Their two older sisters held the same passion: “Jessica was really into AC/DC, Hannah was into an eclectic range of stuff,” says Max, while their mother, Felicitas Ringham, a French literature academic, wrote dictionaries and books on semiotics.

When Max went to Belize for six months, Ben agreed to oversee his drum’n’bass work and was hooked by the time Ben returned: “I refused to give it up because I really enjoyed it.” At first, they lived off shared tins of beans and hustled for commissions. “We did a lot of library music [generic production music]. It was a really good discipline in making styles of music very quickly..” Ben adds: “It’s about being intuitive and trusting your ability to get on with it.”

Both sisters ended up going into the creative industry too; Jessica is a wig-maker while Hannah co-founded the theatre collective Shunt. At Shunt, the brothers developed a few sides of their practice, and took to creating immersive sound and music for theatrical spaces.

“Shunt was a complete artistic free for all,” says Ben, reflecting on how there were no distinctions between writers, directors or designers. “It was really exciting for us because we’ve always been more stimulated in an environment where people are discussing other things than just sound,” adds Max.

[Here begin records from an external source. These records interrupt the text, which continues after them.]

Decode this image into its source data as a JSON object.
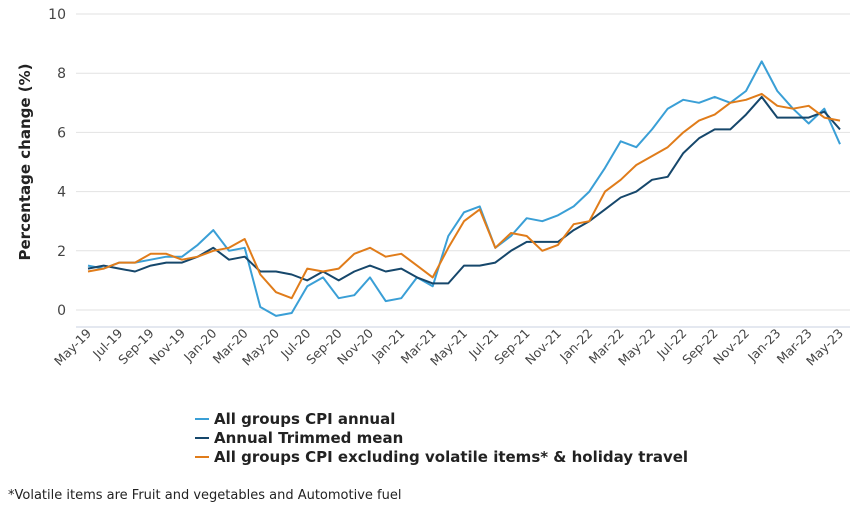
{
  "chart_data": {
    "type": "line",
    "title": "",
    "xlabel": "",
    "ylabel": "Percentage change (%)",
    "ylim": [
      -0.5,
      10
    ],
    "yticks": [
      0,
      2,
      4,
      6,
      8,
      10
    ],
    "grid": true,
    "legend_position": "bottom",
    "x": [
      "May-19",
      "Jun-19",
      "Jul-19",
      "Aug-19",
      "Sep-19",
      "Oct-19",
      "Nov-19",
      "Dec-19",
      "Jan-20",
      "Feb-20",
      "Mar-20",
      "Apr-20",
      "May-20",
      "Jun-20",
      "Jul-20",
      "Aug-20",
      "Sep-20",
      "Oct-20",
      "Nov-20",
      "Dec-20",
      "Jan-21",
      "Feb-21",
      "Mar-21",
      "Apr-21",
      "May-21",
      "Jun-21",
      "Jul-21",
      "Aug-21",
      "Sep-21",
      "Oct-21",
      "Nov-21",
      "Dec-21",
      "Jan-22",
      "Feb-22",
      "Mar-22",
      "Apr-22",
      "May-22",
      "Jun-22",
      "Jul-22",
      "Aug-22",
      "Sep-22",
      "Oct-22",
      "Nov-22",
      "Dec-22",
      "Jan-23",
      "Feb-23",
      "Mar-23",
      "Apr-23",
      "May-23"
    ],
    "xtick_labels": [
      "May-19",
      "Jul-19",
      "Sep-19",
      "Nov-19",
      "Jan-20",
      "Mar-20",
      "May-20",
      "Jul-20",
      "Sep-20",
      "Nov-20",
      "Jan-21",
      "Mar-21",
      "May-21",
      "Jul-21",
      "Sep-21",
      "Nov-21",
      "Jan-22",
      "Mar-22",
      "May-22",
      "Jul-22",
      "Sep-22",
      "Nov-22",
      "Jan-23",
      "Mar-23",
      "May-23"
    ],
    "series": [
      {
        "name": "All groups CPI annual",
        "color": "#3a9fd6",
        "values": [
          1.5,
          1.4,
          1.6,
          1.6,
          1.7,
          1.8,
          1.8,
          2.2,
          2.7,
          2.0,
          2.1,
          0.1,
          -0.2,
          -0.1,
          0.8,
          1.1,
          0.4,
          0.5,
          1.1,
          0.3,
          0.4,
          1.1,
          0.8,
          2.5,
          3.3,
          3.5,
          2.1,
          2.5,
          3.1,
          3.0,
          3.2,
          3.5,
          4.0,
          4.8,
          5.7,
          5.5,
          6.1,
          6.8,
          7.1,
          7.0,
          7.2,
          7.0,
          7.4,
          8.4,
          7.4,
          6.8,
          6.3,
          6.8,
          5.6
        ]
      },
      {
        "name": "Annual Trimmed mean",
        "color": "#16476b",
        "values": [
          1.4,
          1.5,
          1.4,
          1.3,
          1.5,
          1.6,
          1.6,
          1.8,
          2.1,
          1.7,
          1.8,
          1.3,
          1.3,
          1.2,
          1.0,
          1.3,
          1.0,
          1.3,
          1.5,
          1.3,
          1.4,
          1.1,
          0.9,
          0.9,
          1.5,
          1.5,
          1.6,
          2.0,
          2.3,
          2.3,
          2.3,
          2.7,
          3.0,
          3.4,
          3.8,
          4.0,
          4.4,
          4.5,
          5.3,
          5.8,
          6.1,
          6.1,
          6.6,
          7.2,
          6.5,
          6.5,
          6.5,
          6.7,
          6.1
        ]
      },
      {
        "name": "All groups CPI excluding volatile items* & holiday travel",
        "color": "#e07c1a",
        "values": [
          1.3,
          1.4,
          1.6,
          1.6,
          1.9,
          1.9,
          1.7,
          1.8,
          2.0,
          2.1,
          2.4,
          1.2,
          0.6,
          0.4,
          1.4,
          1.3,
          1.4,
          1.9,
          2.1,
          1.8,
          1.9,
          1.5,
          1.1,
          2.1,
          3.0,
          3.4,
          2.1,
          2.6,
          2.5,
          2.0,
          2.2,
          2.9,
          3.0,
          4.0,
          4.4,
          4.9,
          5.2,
          5.5,
          6.0,
          6.4,
          6.6,
          7.0,
          7.1,
          7.3,
          6.9,
          6.8,
          6.9,
          6.5,
          6.4
        ]
      }
    ]
  },
  "footnote": "*Volatile items are Fruit and vegetables and Automotive fuel"
}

They still work to the mantra “why can’t we do it?” taken from those cross-disciplinary collaborations. There is no dividing line between composing music and creating sound design for them, or writing music versus writing a script. Their two latest projects are testimony to this hybridity. They have just finished co-writing music and scripts (with Dan Rebellato) for Exemplar, a series to be aired on BBC Radio 4 in August starring Gina McKee and Charlie Hardwick, among others, about a forensic audiologist. They are also working on a new musical with Tanika Gupta – she is writing the book, they the music.

Blindness at the Donmar.
Layers of sound … Blindness at the Donmar. Photograph: Helen Maybanks

As successful as their collaboration is, being brothers and colleagues has its strains too, although their financial agreement is set in stone. “We said early on regardless of who does what job it’s always 50% and there’s no discussion about it,” says Ben. “We talk constantly about parity and making sure that we look after that side,” adds Max.

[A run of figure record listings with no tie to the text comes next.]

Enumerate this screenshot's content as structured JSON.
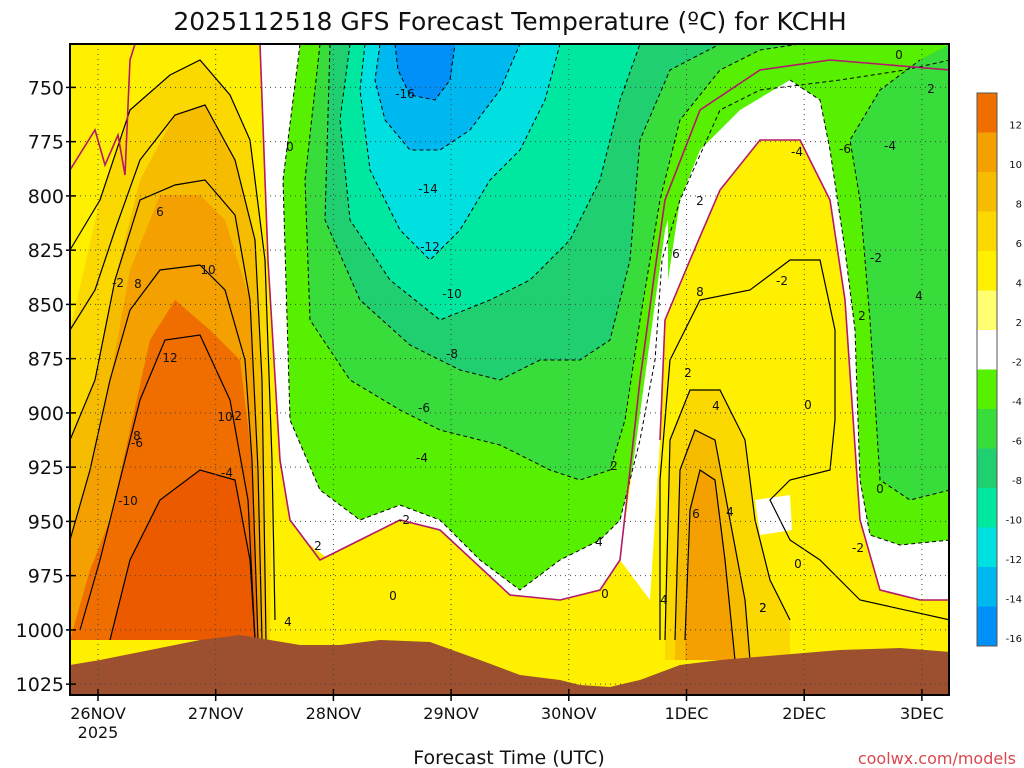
{
  "chart_data": {
    "type": "contour",
    "title": "2025112518 GFS Forecast Temperature (ºC) for KCHH",
    "xlabel": "Forecast Time (UTC)",
    "ylabel": "",
    "credit": "coolwx.com/models",
    "y_axis": {
      "ticks": [
        "750",
        "775",
        "800",
        "825",
        "850",
        "875",
        "900",
        "925",
        "950",
        "975",
        "1000",
        "1025"
      ],
      "reversed": true,
      "range": [
        730,
        1030
      ],
      "grid": "dotted"
    },
    "x_axis": {
      "ticks": [
        "26NOV",
        "27NOV",
        "28NOV",
        "29NOV",
        "30NOV",
        "1DEC",
        "2DEC",
        "3DEC"
      ],
      "first_tick_year": "2025",
      "grid": "dotted"
    },
    "colorbar": {
      "levels": [
        "12",
        "10",
        "8",
        "6",
        "4",
        "2",
        "-2",
        "-4",
        "-6",
        "-8",
        "-10",
        "-12",
        "-14",
        "-16"
      ],
      "colors": [
        "#f06e00",
        "#f3a000",
        "#f6bc00",
        "#fbd800",
        "#fff000",
        "#ffff70",
        "#ffffff",
        "#56f000",
        "#38dd3c",
        "#20d070",
        "#00e8a0",
        "#00e0e0",
        "#00b8f0",
        "#0090f8"
      ]
    },
    "contour_labels": [
      "-16",
      "-14",
      "-12",
      "-10",
      "-8",
      "-6",
      "-4",
      "-2",
      "0",
      "2",
      "4",
      "6",
      "8",
      "10",
      "12",
      "-2",
      "-4",
      "-6",
      "-10",
      "-2",
      "0",
      "2",
      "4",
      "0",
      "2",
      "4",
      "6",
      "8",
      "2",
      "4",
      "2",
      "0",
      "-2",
      "-4",
      "-6",
      "-2",
      "-4",
      "0",
      "0",
      "2",
      "4",
      "2",
      "-2",
      "0",
      "2",
      "4",
      "6",
      "8",
      "10"
    ],
    "colors": {
      "terrain": "#9c5030",
      "freezing_line": "#b4186c",
      "warm_contour": "#000000",
      "cold_contour": "#000000"
    }
  }
}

Creatively, there is never a project that one of them will do alone. “At the conception stage we’ll talk through ideas, discuss palettes and sounds. But at the point where a show goes into technical rehearsals then generally one of us will take over,” says Max, adding that a director has only rarely expressed a wish to work with one or the other of them.

When they listen back to their sound and music from years ago they can’t always be sure who wrote what: “We’ll say ‘That’s really good, I’m sure I wrote that’ or ‘That’s rubbish – that one was you,’” says Ben, laughing.

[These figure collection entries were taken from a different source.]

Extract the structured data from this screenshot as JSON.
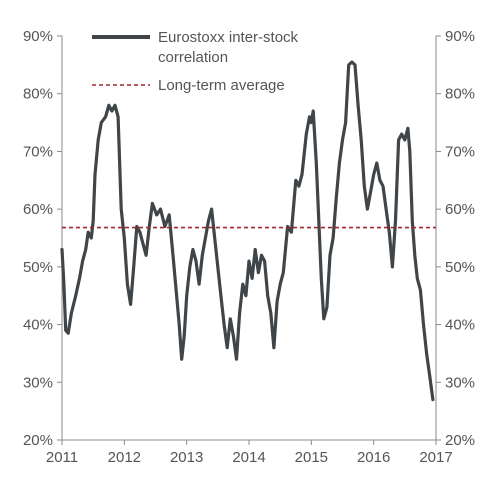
{
  "chart_data": {
    "type": "line",
    "xlim": [
      2011,
      2017
    ],
    "ylim": [
      20,
      90
    ],
    "x_ticks": [
      2011,
      2012,
      2013,
      2014,
      2015,
      2016,
      2017
    ],
    "x_tick_labels": [
      "2011",
      "2012",
      "2013",
      "2014",
      "2015",
      "2016",
      "2017"
    ],
    "y_ticks": [
      20,
      30,
      40,
      50,
      60,
      70,
      80,
      90
    ],
    "y_tick_labels": [
      "20%",
      "30%",
      "40%",
      "50%",
      "60%",
      "70%",
      "80%",
      "90%"
    ],
    "grid": false,
    "legend_position": "top",
    "series": [
      {
        "name": "Eurostoxx inter-stock correlation",
        "color": "#404549",
        "style": "solid",
        "points": [
          [
            2011.0,
            53
          ],
          [
            2011.03,
            47
          ],
          [
            2011.06,
            39
          ],
          [
            2011.1,
            38.5
          ],
          [
            2011.15,
            42
          ],
          [
            2011.22,
            45
          ],
          [
            2011.28,
            48
          ],
          [
            2011.33,
            51
          ],
          [
            2011.38,
            53
          ],
          [
            2011.42,
            56
          ],
          [
            2011.47,
            55
          ],
          [
            2011.5,
            58
          ],
          [
            2011.53,
            66
          ],
          [
            2011.58,
            72
          ],
          [
            2011.63,
            75
          ],
          [
            2011.7,
            76
          ],
          [
            2011.75,
            78
          ],
          [
            2011.8,
            77
          ],
          [
            2011.85,
            78
          ],
          [
            2011.9,
            76
          ],
          [
            2011.95,
            60
          ],
          [
            2012.0,
            55
          ],
          [
            2012.05,
            47
          ],
          [
            2012.1,
            43.5
          ],
          [
            2012.15,
            50
          ],
          [
            2012.2,
            57
          ],
          [
            2012.25,
            56
          ],
          [
            2012.3,
            54
          ],
          [
            2012.35,
            52
          ],
          [
            2012.4,
            57
          ],
          [
            2012.45,
            61
          ],
          [
            2012.52,
            59
          ],
          [
            2012.58,
            60
          ],
          [
            2012.65,
            57
          ],
          [
            2012.72,
            59
          ],
          [
            2012.78,
            52
          ],
          [
            2012.83,
            46
          ],
          [
            2012.88,
            40
          ],
          [
            2012.92,
            34
          ],
          [
            2012.96,
            38
          ],
          [
            2013.0,
            45
          ],
          [
            2013.05,
            50
          ],
          [
            2013.1,
            53
          ],
          [
            2013.15,
            51
          ],
          [
            2013.2,
            47
          ],
          [
            2013.25,
            52
          ],
          [
            2013.3,
            55
          ],
          [
            2013.35,
            58
          ],
          [
            2013.4,
            60
          ],
          [
            2013.45,
            55
          ],
          [
            2013.5,
            50
          ],
          [
            2013.55,
            45
          ],
          [
            2013.6,
            40
          ],
          [
            2013.65,
            36
          ],
          [
            2013.7,
            41
          ],
          [
            2013.75,
            38
          ],
          [
            2013.8,
            34
          ],
          [
            2013.85,
            42
          ],
          [
            2013.9,
            47
          ],
          [
            2013.95,
            45
          ],
          [
            2014.0,
            51
          ],
          [
            2014.05,
            48
          ],
          [
            2014.1,
            53
          ],
          [
            2014.15,
            49
          ],
          [
            2014.2,
            52
          ],
          [
            2014.25,
            51
          ],
          [
            2014.3,
            45
          ],
          [
            2014.35,
            42
          ],
          [
            2014.4,
            36
          ],
          [
            2014.45,
            44
          ],
          [
            2014.5,
            47
          ],
          [
            2014.55,
            49
          ],
          [
            2014.62,
            57
          ],
          [
            2014.68,
            56
          ],
          [
            2014.75,
            65
          ],
          [
            2014.8,
            64
          ],
          [
            2014.85,
            66
          ],
          [
            2014.92,
            73
          ],
          [
            2014.97,
            76
          ],
          [
            2015.0,
            75
          ],
          [
            2015.03,
            77
          ],
          [
            2015.08,
            68
          ],
          [
            2015.12,
            58
          ],
          [
            2015.16,
            48
          ],
          [
            2015.2,
            41
          ],
          [
            2015.25,
            43
          ],
          [
            2015.3,
            52
          ],
          [
            2015.35,
            55
          ],
          [
            2015.4,
            62
          ],
          [
            2015.45,
            68
          ],
          [
            2015.5,
            72
          ],
          [
            2015.55,
            75
          ],
          [
            2015.6,
            85
          ],
          [
            2015.65,
            85.5
          ],
          [
            2015.7,
            85
          ],
          [
            2015.75,
            78
          ],
          [
            2015.8,
            72
          ],
          [
            2015.85,
            64
          ],
          [
            2015.9,
            60
          ],
          [
            2015.95,
            63
          ],
          [
            2016.0,
            66
          ],
          [
            2016.05,
            68
          ],
          [
            2016.1,
            65
          ],
          [
            2016.15,
            64
          ],
          [
            2016.2,
            60
          ],
          [
            2016.25,
            56
          ],
          [
            2016.3,
            50
          ],
          [
            2016.35,
            58
          ],
          [
            2016.4,
            72
          ],
          [
            2016.45,
            73
          ],
          [
            2016.5,
            72
          ],
          [
            2016.55,
            74
          ],
          [
            2016.58,
            70
          ],
          [
            2016.62,
            58
          ],
          [
            2016.66,
            52
          ],
          [
            2016.7,
            48
          ],
          [
            2016.75,
            46
          ],
          [
            2016.8,
            40
          ],
          [
            2016.85,
            35
          ],
          [
            2016.9,
            31
          ],
          [
            2016.95,
            27
          ]
        ]
      },
      {
        "name": "Long-term average",
        "color": "#a3262b",
        "style": "dashed",
        "points": [
          [
            2011,
            56.8
          ],
          [
            2017,
            56.8
          ]
        ]
      }
    ]
  }
}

The holy grail now is capturing sound that no one else has, they say, suddenly seeming like anoraks of the sound world. They will annoy their partners by stopping at a street corner to record a squeaky gate, a subway grate in New York or the wind whistling around an Antony Gormley sculpture in Folkstone, as one of them did the other week.

Recording it all on their phones is “not perfect but it doesn’t sound like anyone else, and that’s the currency,” says Ben. “Having something unique that no one else has – we’re quite obsessive about that,” adds Max, “and no one has the squeaky gate.”